Wednesday, July 30, 2008

Looking for an Ending

A little over two years ago I started writing more regularly. It was all personal writing, filling pages of journals in both hard copy and electronic versions with details of what I was thinking, feeling, and experiencing. I was trying to capture what was to me clearly a midlife crisis. From the beginning I considered what I was writing to be a memoir, and I’ve had intentions of writing it for publication. But it has no ending, and this has been the huge boulder in my path. How can a person write a book with no ending?

More troubling, of course, is the fact that the actual crisis in my life has no ending. Forget about the book. Doesn’t the midlife crisis end? Isn’t it supposed to land a person in a new life of some sort? All of the stories I have read end with divorce, a new lover, an explosion of one’s career, a child, a different career all together… You know, those life-altering, world-shattering changes that indicate you were meant to go through this? One of the more stark characteristics of my midlife crisis was a deep-seated feeling that I have been living the wrong life. The problem has been that I do not know what the “right” life is. I’m too self-absorbed to want a child; I’m not sure what I would do if I weren’t doing psychotherapy for a living—not because I’m wed to this career but because I just can’t imagine an alternative; and deep from within my gut I know that there is not another romantic relationship out there for me. In addition to being the antithesis of a “dater” and having the usual baggage that we all carry around by the time we’re pushing forty, I have a few suitcases full of a chronic physical illness which are too heavy for a new relationship. So I’ve looked within for the changes. Maybe the life-altering shake-up would happen internally. Two years and lots of therapy later and my exterior life looks the same while my interior life is no more alive. It is beginning to look like change is inevitable though, and the changes I see in the near future will be triggered by events completely outside of my control.

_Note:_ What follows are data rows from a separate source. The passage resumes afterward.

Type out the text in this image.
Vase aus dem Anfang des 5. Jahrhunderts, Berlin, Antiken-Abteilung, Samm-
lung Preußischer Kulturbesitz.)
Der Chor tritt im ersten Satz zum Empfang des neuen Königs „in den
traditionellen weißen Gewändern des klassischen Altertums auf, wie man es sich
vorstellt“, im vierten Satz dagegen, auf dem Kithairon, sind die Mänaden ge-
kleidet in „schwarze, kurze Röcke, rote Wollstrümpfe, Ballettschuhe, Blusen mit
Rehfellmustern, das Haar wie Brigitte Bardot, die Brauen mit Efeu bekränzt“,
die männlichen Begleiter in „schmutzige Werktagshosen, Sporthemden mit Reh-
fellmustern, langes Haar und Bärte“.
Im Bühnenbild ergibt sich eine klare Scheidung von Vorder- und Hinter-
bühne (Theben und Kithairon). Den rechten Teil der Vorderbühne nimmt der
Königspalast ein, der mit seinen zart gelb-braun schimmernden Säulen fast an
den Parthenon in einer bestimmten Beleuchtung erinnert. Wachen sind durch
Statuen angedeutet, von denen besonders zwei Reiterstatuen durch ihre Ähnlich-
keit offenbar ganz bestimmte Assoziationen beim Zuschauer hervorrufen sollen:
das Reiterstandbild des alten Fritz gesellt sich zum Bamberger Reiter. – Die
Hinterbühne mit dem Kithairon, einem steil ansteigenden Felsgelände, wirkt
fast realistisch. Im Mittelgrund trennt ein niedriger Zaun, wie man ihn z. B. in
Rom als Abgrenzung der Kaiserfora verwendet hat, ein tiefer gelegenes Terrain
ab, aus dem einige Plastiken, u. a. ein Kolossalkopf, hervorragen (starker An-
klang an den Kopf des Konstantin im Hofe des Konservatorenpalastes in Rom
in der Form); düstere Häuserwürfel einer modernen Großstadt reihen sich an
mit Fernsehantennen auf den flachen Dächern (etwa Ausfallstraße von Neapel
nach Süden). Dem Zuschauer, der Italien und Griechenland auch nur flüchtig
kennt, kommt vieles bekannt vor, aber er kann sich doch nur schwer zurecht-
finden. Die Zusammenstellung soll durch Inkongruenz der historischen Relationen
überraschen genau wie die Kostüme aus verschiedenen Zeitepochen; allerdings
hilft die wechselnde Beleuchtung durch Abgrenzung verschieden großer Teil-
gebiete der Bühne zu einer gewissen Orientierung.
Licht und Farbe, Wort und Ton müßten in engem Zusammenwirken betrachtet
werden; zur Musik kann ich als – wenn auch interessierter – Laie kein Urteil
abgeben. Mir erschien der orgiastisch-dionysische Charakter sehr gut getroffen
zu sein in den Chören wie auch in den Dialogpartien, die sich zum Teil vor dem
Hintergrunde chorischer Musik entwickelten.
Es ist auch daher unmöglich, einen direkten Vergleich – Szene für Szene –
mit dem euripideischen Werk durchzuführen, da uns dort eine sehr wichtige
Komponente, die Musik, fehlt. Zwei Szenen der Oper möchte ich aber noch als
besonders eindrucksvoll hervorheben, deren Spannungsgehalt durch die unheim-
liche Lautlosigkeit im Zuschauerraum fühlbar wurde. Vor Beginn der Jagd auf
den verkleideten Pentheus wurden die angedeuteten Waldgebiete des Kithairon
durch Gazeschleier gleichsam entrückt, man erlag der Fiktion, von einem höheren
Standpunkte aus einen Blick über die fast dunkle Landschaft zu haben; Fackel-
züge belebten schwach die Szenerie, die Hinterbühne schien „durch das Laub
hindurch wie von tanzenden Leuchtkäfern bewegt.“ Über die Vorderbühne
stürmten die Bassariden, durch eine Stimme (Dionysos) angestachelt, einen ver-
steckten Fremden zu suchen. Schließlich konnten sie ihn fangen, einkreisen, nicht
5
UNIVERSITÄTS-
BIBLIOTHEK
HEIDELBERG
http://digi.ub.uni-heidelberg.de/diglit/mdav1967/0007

I believe that we find ourselves exactly where we need to be in life. I have faith that I need to be here, experiencing the lack of “rightness” of my life and without a vision for the future, and I can trust that this is part of a grander plan. I also know that there are others who have gone through similar experiences, and this helps. If others out there have a perspective that makes sense of this or can help me begin to envision the ending of my book, I would welcome hearing from you.